More than 23 million people in the United States have been diagnosed with type 2 diabetes or diabetes mellitus, a chronic metabolic disorder characterized by abnormally high blood sugar levels known as hyperglycemia.
Patients with diabetes have a two- to four-times greater risk of heart disease than their non-diabetic counterparts, and none of the currently approved antidiabetic therapies has been convincingly proven to reduce that risk. Because diabetes often requires life-long treatment, prescribers and patients need to know more about whether their antidiabetic therapies put patients at increased risk of heart attack. This is the purpose of today's guidance, which has benefited from the July 2008 recommendation from FDA's Endocrinologic and Metabolic Drugs Advisory Committee.
The guidance, which is effective immediately, defines more robust and adequate design and data collection approaches for Phase 2 and Phase 3 clinical trials than were previously required. Specifically, the guidance recommends that these studies demonstrate that new antidiabetic therapies do not increase cardiovascular risk in comparison with existing therapies -- especially when the drugs are used by patients of advanced age or by those with advanced diabetes or renal impairment.
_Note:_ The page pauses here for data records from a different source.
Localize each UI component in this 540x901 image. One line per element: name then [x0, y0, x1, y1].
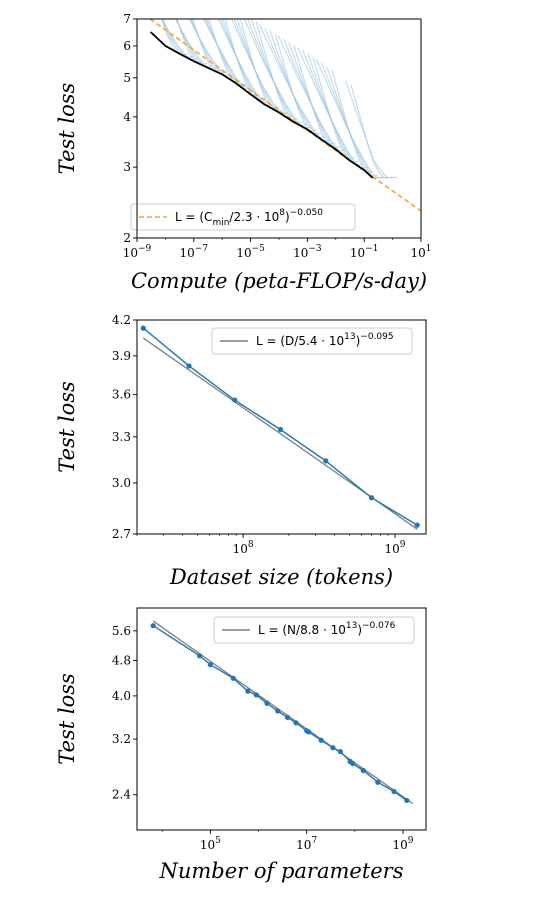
parameters-chart-y-tick-label: 5.6: [112, 624, 131, 638]
compute-chart-fit-line: [148, 19, 421, 212]
compute-chart-training-run-curve: [293, 45, 336, 145]
dataset-chart-data-point: [368, 495, 375, 501]
compute-chart-x-tick-label: 10−9: [123, 244, 152, 260]
dataset-chart-data-point: [323, 458, 329, 464]
dataset-chart-plot-frame: [136, 319, 427, 535]
compute-chart-training-run-curve: [274, 33, 317, 132]
parameters-chart-x-tick-label: 109: [393, 836, 414, 852]
parameters-chart-data-point: [253, 692, 259, 698]
dataset-chart-data-point: [414, 522, 420, 528]
dataset-chart: 108 109 2.7 3.0 3.3 3.6 3.9 4.2 L = (D/5.4 · 101…: [55, 313, 420, 589]
compute-chart-training-run-curve: [161, 19, 194, 58]
dataset-chart-x-tick-label: 108: [233, 540, 254, 556]
compute-chart-x-axis-title: Compute (peta-FLOP/s-day): [131, 269, 427, 293]
dataset-chart-y-tick-label: 3.6: [112, 388, 131, 402]
parameters-chart-data-point: [207, 662, 213, 668]
dataset-chart-y-tick-label: 2.7: [112, 527, 131, 541]
dataset-chart-data-point: [232, 397, 238, 403]
compute-chart-training-run-curve: [204, 19, 251, 89]
parameters-chart-plot-frame: [136, 607, 427, 831]
compute-chart-x-tick-label: 10−1: [350, 244, 379, 260]
compute-chart-training-run-curve: [331, 69, 374, 173]
compute-chart-legend-label: L = (Cmin/2.3 · 108)−0.050: [175, 208, 323, 228]
dataset-chart-y-tick-label: 3.9: [112, 349, 131, 363]
parameters-chart-data-point: [375, 779, 381, 785]
compute-chart-y-tick-label: 5: [123, 71, 131, 85]
dataset-chart-data-point: [186, 363, 192, 369]
compute-chart: 10−9 10−7 10−5 10−3 10−1 101 2 3 4 5 6 7 L = (Cmin/2…: [55, 12, 432, 293]
compute-chart-training-run-curve: [326, 66, 378, 177]
parameters-chart-data-point: [275, 708, 281, 714]
compute-chart-training-run-curve: [350, 84, 393, 179]
dataset-chart-y-tick-label: 3.0: [112, 476, 131, 490]
compute-chart-training-run-curve: [315, 59, 388, 179]
parameters-chart-data-point: [245, 688, 251, 694]
parameters-chart-data-point: [284, 714, 291, 720]
compute-chart-training-run-curve: [239, 19, 279, 109]
compute-chart-training-run-curve: [297, 47, 369, 169]
compute-chart-y-tick-label: 7: [123, 12, 131, 26]
compute-chart-training-run-curve: [278, 35, 350, 156]
dataset-chart-y-axis-title: Test loss: [55, 381, 79, 473]
compute-chart-training-run-curve: [188, 19, 236, 80]
parameters-chart-y-tick-label: 3.2: [112, 732, 131, 746]
parameters-chart-data-point: [197, 653, 203, 659]
parameters-chart-data-point: [360, 767, 366, 774]
dataset-chart-data-point: [140, 325, 146, 331]
dataset-chart-y-tick-label: 4.2: [112, 313, 131, 327]
parameters-chart-x-tick-label: 107: [296, 836, 317, 852]
compute-chart-x-tick-label: 10−5: [236, 244, 265, 260]
compute-chart-y-tick-label: 3: [123, 160, 131, 174]
compute-chart-x-tick-label: 10−3: [293, 244, 322, 260]
dataset-chart-data-line: [142, 327, 418, 526]
parameters-chart-x-tick-label: 105: [200, 836, 221, 852]
compute-chart-y-tick-label: 4: [123, 110, 131, 124]
parameters-chart-data-point: [306, 729, 312, 735]
parameters-chart-legend-box: [213, 616, 415, 644]
dataset-chart-x-axis-title: Dataset size (tokens): [169, 565, 393, 589]
parameters-chart-data-point: [337, 748, 343, 755]
compute-chart-x-tick-label: 101: [410, 244, 431, 260]
compute-chart-training-run-curve: [255, 21, 298, 121]
compute-chart-training-run-curve: [217, 19, 274, 107]
compute-chart-plot-frame: [136, 18, 422, 239]
parameters-chart-y-tick-label: 4.8: [112, 654, 131, 668]
parameters-chart-data-point: [230, 675, 236, 681]
parameters-chart-legend-label: L = (N/8.8 · 1013)−0.076: [258, 621, 396, 637]
parameters-chart-data-point: [150, 623, 156, 629]
parameters-chart-fit-line: [152, 620, 414, 805]
compute-chart-training-run-curve: [174, 19, 218, 70]
compute-chart-training-run-curve: [202, 19, 255, 93]
parameters-chart-data-point: [350, 760, 356, 767]
parameters-chart-y-tick-label: 4.0: [112, 689, 131, 703]
dataset-chart-x-tick-label: 109: [384, 540, 405, 556]
parameters-chart-data-point: [293, 720, 299, 726]
parameters-chart-data-point: [264, 700, 270, 706]
compute-chart-frontier-line: [149, 31, 374, 179]
compute-chart-training-run-curve: [162, 19, 199, 61]
compute-chart-y-tick-label: 2: [123, 231, 131, 245]
parameters-chart-y-axis-title: Test loss: [55, 673, 79, 765]
compute-chart-training-run-curve: [345, 80, 397, 179]
parameters-chart-data-point: [391, 788, 397, 795]
parameters-chart: 105 107 109 2.4 3.2 4.0 4.8 5.6 L = (N/8.8 · 101…: [55, 616, 415, 883]
dataset-chart-legend-label: L = (D/5.4 · 1013)−0.095: [256, 332, 394, 348]
parameters-chart-data-line: [152, 625, 408, 802]
parameters-chart-y-tick-label: 2.4: [112, 788, 131, 802]
compute-chart-plot-area: [148, 19, 421, 212]
compute-chart-x-tick-label: 10−7: [180, 244, 209, 260]
compute-chart-y-tick-label: 6: [123, 39, 131, 53]
parameters-chart-data-point: [330, 745, 336, 751]
compute-chart-training-run-curve: [243, 19, 312, 129]
dataset-chart-y-tick-label: 3.3: [112, 430, 131, 444]
compute-chart-training-run-curve: [259, 23, 331, 142]
dataset-chart-legend-box: [211, 327, 413, 355]
dataset-chart-data-point: [277, 426, 284, 433]
parameters-chart-data-point: [404, 797, 410, 804]
parameters-chart-x-axis-title: Number of parameters: [158, 859, 403, 883]
parameters-chart-data-point: [318, 737, 324, 743]
compute-chart-y-axis-title: Test loss: [55, 82, 79, 174]
compute-chart-legend-box: [130, 203, 356, 231]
The FDA also recommends that manufacturers have any cardiovascular events in their clinical trials analyzed by committees of outside cardiologists who are unaware of which patients received the tested products and which were on placebo. Based on these evaluations, the FDA can better ensure that product labeling includes comprehensive information on safety and effectiveness. This will enable prescribers and patients to make better-informed decisions on the management of type 2 diabetes.
The FDA remains confident that currently marketed antidiabetic therapies are safe and effective when used according to approved labeling and advises patients to work with their healthcare professionals to select the most appropriate therapy to achieve adequate blood glucose control. The FDA is continuing to evaluate how today's recommendations will be applied to already approved antidiabetic drugs and expects to release further guidance on this issue in the future.
The FDA's guidance and its ongoing evaluation of this issue supports our approach to drug regulation throughout the product life-cycle, by evaluating a drug's safety before and after its approval," said Janet Woodcock, M.D., director, CDER, FDA.